La ricerca dello specchio
Capitolo 1
I problemi notturni
La notte lascia spazio ai ricordi di Luca. Se ne sta nel suo letto, con la testa appoggiata sul cuscino. I suoi occhi rimangono fissi a guardare il soffitto. Il silenzio domina. Un leggero vento entra dalla finestra e fa svolazzare i fogli che stanno sulla scrivania. Si toglie le coperte e a piedi scalzi raggiunge la finestra. La chiude facendo sgonfiare le tendine. La camera è piena di fotografie. Fotografa da poco, ma quando preme quel tasto gli sembra di avere la forza per fermare il mondo. Quella notte sembra proprio non promettere bene, i suoi occhi non si chiudono, è tormentato dai ricordi di un epoca ormai svanita. Un epoca in cui lui e i suoi amici, si chiudevano in quella stanza e per tutta la notte non facevano altro che ridere. Componevano numeri telefonici a caso, si abbuffavano di schifezze e mettevano tutto sottosopra. Diventava come un rifugio dove raccontare le cose più intime. Ma ora sono cresciuti, Luca è cresciuto, ed è arrivato al punto in cui prendere una decisione non risulta così tanto difficile. Avvolto dal calore delle coperte, un leggero sorriso compare sulla sua faccia. Vuole tornare indietro, ma sa che questa è una cosa impossibile. Un gattino incomincia a miagolare fuori dalla finestra, quando ad un tratto un tuono lo fa scappare via. Le gocce urtano contro il vetro e scendono man mano fino a toccarsi l’una con l’altra. Luca spegne la luce e cerca di dormire, ma è una cosa complicata. E’ distratto da tutti gli oggetti nella stanza, persino dalla luce che forma delle leggere ombre sulle pareti dal color arancio. Continua a girarsi da sinistra a destra e da destra a sinistra avvolgendosi nelle coperte che sono diventate un ottimo sacco a pelo. Forse è l’ansia per il giorno seguente. Deve iniziare il terzo anno delle superiori, e non ha per niente voglia di studiare. In seconda i suoi voti raggiungevano una media del 7, ma ora, ora fa fatica a credere che le vacanze siano finite. Che si sarebbe chiuso diverse volte in camera per studiare.

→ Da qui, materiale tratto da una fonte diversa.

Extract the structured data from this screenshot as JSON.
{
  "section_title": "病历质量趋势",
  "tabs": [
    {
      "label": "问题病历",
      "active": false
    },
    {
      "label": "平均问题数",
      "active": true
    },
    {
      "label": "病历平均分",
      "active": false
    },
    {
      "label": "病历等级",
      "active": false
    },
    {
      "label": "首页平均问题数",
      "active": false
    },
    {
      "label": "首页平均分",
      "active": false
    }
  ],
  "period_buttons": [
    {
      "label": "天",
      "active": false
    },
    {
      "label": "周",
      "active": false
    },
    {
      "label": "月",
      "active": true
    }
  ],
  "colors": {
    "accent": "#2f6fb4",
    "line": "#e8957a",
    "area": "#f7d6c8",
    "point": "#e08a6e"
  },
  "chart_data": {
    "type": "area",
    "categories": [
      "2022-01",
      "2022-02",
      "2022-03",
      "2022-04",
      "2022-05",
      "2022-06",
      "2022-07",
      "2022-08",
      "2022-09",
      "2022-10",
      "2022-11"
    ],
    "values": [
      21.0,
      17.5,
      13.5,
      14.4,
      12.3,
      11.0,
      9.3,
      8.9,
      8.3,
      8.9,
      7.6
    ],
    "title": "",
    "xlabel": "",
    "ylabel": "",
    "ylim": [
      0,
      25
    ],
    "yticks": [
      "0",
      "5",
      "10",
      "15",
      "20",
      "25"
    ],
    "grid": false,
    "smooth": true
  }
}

Ad un tratto il telefono squilla e i pensieri di luca svaniscono nel nulla . Cerca di liberarsi dalle lenzuola, ma non ci riesce, così rotolandosi a terra fino alla cornetta risponde.
- Pronto?
- Amore! Che fai?
- Sara che devo fare, cerco di dormire
Sara è la sua ragazza, gli sembra ancora una cosa assurda che stanno insieme. Si erano conosciuti ad una festa. Lei stava seduta lì su un divano, lui la osservava. Ad un tratto avvicinandosi con foce ferma si presentò. Era emozionato, le parole che gli uscivano dalla bocca prendevano altra forma. A lei piacque proprio questa sua timidezza, questa sua voglia di riuscire in qualcosa cercando di distruggere la paura. E con il tempo incominciò ad amarlo fino a quando un giorno capì di non poterne fare più a meno, un dose di vita per dare un sì alla giornata.
- Ma che ti frega? Vedi, se facevi come me che ti rassegnavi già da inizio settembre, stanotte riuscivi a dormire.
- Mi annoio tantissimo, Rivedere quella testa di cazzo del professore tutte le mattine. No! mi uccido.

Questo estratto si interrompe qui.